У этой истории есть надежда. Как рассказала мне Айя, когда все закончилось, то есть Милошевич потерял власть, к ней пришла подруга, с которой они были на тот момент в ссоре, и сказала: «Прости, я не знаю, что на меня нашло, это был какой-то националистический морок, когда я защищала только сербов, сейчас я понимаю, что была не права, давай помиримся».
«Когда ты смотришь на события, у тебя не должно быть своего собачьего мнения, ты должна видеть и транслировать реальность как таковую, а не высказывать по ее поводу какие-то идеи»
ШО До этого и нам, и вам еще далеко.
— Возможно, но надо сказать, что и все югославские войны шли очень долго, около десяти лет, и это стало большим испытанием для обществ, не только физического, но и психологического порядка. Дружеских и семейных расколов было предостаточно.

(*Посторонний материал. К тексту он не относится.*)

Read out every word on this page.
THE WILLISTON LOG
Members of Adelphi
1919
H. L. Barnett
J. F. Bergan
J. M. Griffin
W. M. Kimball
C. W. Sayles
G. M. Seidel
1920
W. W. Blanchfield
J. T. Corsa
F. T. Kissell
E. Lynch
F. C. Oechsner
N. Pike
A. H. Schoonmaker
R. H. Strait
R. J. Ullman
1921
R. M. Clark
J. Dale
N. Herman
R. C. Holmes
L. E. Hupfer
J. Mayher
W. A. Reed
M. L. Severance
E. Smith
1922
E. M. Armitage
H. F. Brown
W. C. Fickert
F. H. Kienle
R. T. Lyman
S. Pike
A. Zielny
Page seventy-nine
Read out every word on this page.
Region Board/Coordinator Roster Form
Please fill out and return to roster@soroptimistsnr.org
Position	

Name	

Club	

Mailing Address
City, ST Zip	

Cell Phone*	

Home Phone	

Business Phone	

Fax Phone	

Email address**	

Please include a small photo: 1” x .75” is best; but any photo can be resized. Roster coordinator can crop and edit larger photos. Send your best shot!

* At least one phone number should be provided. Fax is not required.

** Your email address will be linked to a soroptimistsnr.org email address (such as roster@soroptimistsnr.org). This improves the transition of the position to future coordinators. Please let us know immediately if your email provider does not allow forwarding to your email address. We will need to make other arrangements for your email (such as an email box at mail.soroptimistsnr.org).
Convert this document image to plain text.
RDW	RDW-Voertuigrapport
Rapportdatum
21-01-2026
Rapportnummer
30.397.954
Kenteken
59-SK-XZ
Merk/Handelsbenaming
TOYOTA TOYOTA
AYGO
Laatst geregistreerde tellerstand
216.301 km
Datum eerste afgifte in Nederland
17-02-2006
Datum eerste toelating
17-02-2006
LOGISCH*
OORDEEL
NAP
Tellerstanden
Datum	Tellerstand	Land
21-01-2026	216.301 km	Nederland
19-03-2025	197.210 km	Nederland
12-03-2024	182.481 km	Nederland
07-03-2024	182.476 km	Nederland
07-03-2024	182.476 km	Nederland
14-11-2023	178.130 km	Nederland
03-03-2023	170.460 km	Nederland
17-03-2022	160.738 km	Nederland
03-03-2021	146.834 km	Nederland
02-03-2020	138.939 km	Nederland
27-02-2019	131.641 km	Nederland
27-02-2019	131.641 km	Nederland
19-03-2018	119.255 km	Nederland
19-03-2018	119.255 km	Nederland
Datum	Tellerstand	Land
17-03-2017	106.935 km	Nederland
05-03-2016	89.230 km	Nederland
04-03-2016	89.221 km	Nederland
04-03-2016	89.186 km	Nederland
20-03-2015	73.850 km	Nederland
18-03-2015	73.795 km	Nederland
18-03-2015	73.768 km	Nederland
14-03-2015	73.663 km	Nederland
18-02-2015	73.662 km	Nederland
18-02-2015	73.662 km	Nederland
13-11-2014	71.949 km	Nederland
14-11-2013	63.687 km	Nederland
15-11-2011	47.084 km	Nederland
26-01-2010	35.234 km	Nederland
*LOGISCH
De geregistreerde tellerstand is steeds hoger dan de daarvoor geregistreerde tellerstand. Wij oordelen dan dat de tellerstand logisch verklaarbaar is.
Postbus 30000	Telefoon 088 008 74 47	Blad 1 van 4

ШО Расскажи, пожалуйста, о своем поэтическом цикле «Троя vs Лисистрата». Дурное дело пересказывать стихи, и все же, в двух словах, чему он посвящен?
— Он про ощущение войны, в котором мы живем. Эта война необычная, ни на что не похожая, проще всего, конечно, сказать «гибридная». Одна из ее особенностей в том, что ты ходишь по Киеву и по Москве, понимаешь, что это столицы государств, которые между собой воюют, но следов этого не замечаешь, то есть оба города как бы имитируют мир. Два года назад я видела людей в форме, видела волонтеров, собирающих деньги, видела выставки, посвященные войне, сейчас в пределах Крещатика и того района, где я нахожусь по работе, этого не видно. Может, я тут недолго, но визуально разница четкая.
Это стихи про смерть, про утрату, про трагедию. Про то, что война — это экстремальный опыт, который все эти вещи обнажает. Она обнажает человеческую природу, хрупкость существования, близость смерти. Кроме того, это довольно большой любовный цикл. Я даже не скажу, что там один адресат, их несколько, все они включены в картину женского переживания войны.
Это вообще очень женский взгляд. Троя — некий архетип военных действий, а Лисистрата… У Аристофана какой сюжет? Грубо говоря, бабы там объявляют: мужики, перестаньте воевать, а то мы вам давать не будем, и сдерживают слово. Так что в целом это огромная пацифистская поэма.